En collaboration avec HEC Montréal, nous publions notre chronique hebdomadaire sur les défis auxquels font face les entreprises sur le plan de la gestion.

Un représentant de votre compagnie émettrice de carte de crédit vous téléphone au sujet de problèmes liés à votre compte et souhaite vérifier certains renseignements personnels. Il mentionne votre numéro de carte et vous demande votre code postal, le nom de jeune fille de votre mère et le code de trois chiffres au verso de la carte. Comment réagissez-vous?

 

Si votre réponse est de fournir ces renseignements, vous vous exposez au risque d'usurpation d'identité. En effet, si votre interlocuteur est un fraudeur, il pourra s'approprier des renseignements qui rendront possibles certaines fraudes, par exemple effectuer des transactions avec votre carte de crédit, grâce au numéro de votre carte, sa date d'expiration et son numéro de validation.

Quel comportement aurait été sécuritaire? On aurait pu signaler à l'interlocuteur l'impossibilité de fournir ces renseignements sans procéder à des vérifications, puis communiquer avec la compagnie émettrice afin de s'assurer que l'appel était bien légitime.

L'usurpation d'identité est un véritable fléau. La gravité des conséquences pour une victime dépend du type de fraude qui aura été rendu possible au moyen des renseignements personnels que le fraudeur aura saisis. Elle peut se traduire par une utilisation de la carte de crédit ou de débit pour des transactions frauduleuses, des transferts de fonds électroniques, l'appropriation de comptes bancaires, l'ouverture de nouveaux comptes, l'obtention d'une hypothèque ou d'autres emprunts et même le clonage de l'identité pour démarrer une nouvelle vie, être reconnu comme citoyen ou commettre des actes criminels.

Dommages financiers et psychologiques

L'usurpation d'identité se fait à l'insu des victimes qui réaliseront ce qui s'est produit quand des créanciers ou des agents de recouvrement les contacteront pour leur demander d'assumer des obligations frauduleusement contractées en leur nom comme rembourser un prêt ou payer des contraventions.

L'utilisation frauduleuse de renseignements personnels entraîne parfois des coûts réels considérables: frais juridiques, journées de travail manquées pour démontrer son innocence ou faire les démarches nécessaires pour rétablir son identité et sa réputation.

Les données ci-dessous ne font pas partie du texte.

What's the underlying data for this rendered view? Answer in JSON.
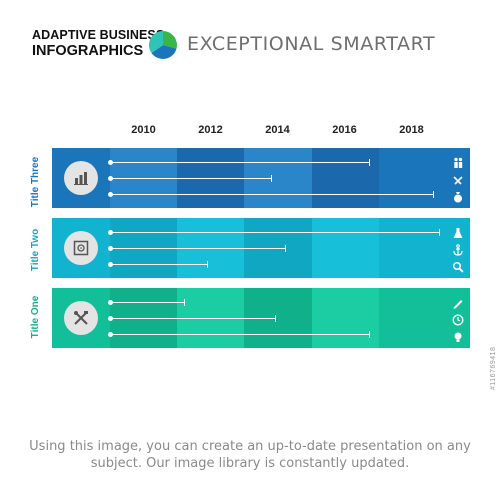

Pourtant, les experts que nous avons interrogés à ce sujet sont unanimes: les dommages psychologiques sont plus importants encore que les dommages monétaires.

Comment prévenir l'usurpation d'identité? Adopter au quotidien des comportements prudents en matière de divulgation de renseignements personnels: ranger à l'abri des regards, déchiqueter tous les documents qui contiennent des renseignements personnels comme les factures, les états de comptes et les relevés bancaires. S'assurer que les documents électroniques sont bien cryptés, classés ou détruits. Éviter la divulgation de renseignements à des inconnus lors de conversations téléphoniques, lors d'échanges de courriel, sur des sites transactionnels non sécurisés ou sur des sites de réseautage.

Alors que certains sont d'une prudence exemplaire pour protéger leurs renseignements personnels lorsqu'ils sont sur des supports traditionnels - déchiquetage de leurs factures et de leurs états de compte, méfiance face aux demandeurs de renseignements personnels au téléphone - ils oublient la prudence quand ils sont à leur ordinateur.

Par exemple, près du quart des répondants à une enquête que nous avons menée dans un organisme public ont répondu à la question: «Vous recevez un courriel de votre banque contenant un lien électronique permettant de consulter votre compte en y inscrivant votre numéro de carte de débit et votre NIP» qu'ils estimeraient un tel courriel légitime, puisque l'anti-pourriel de leur ordinateur est toujours à jour. Ils cliqueraient donc sur le lien et fourniraient les renseignements demandés.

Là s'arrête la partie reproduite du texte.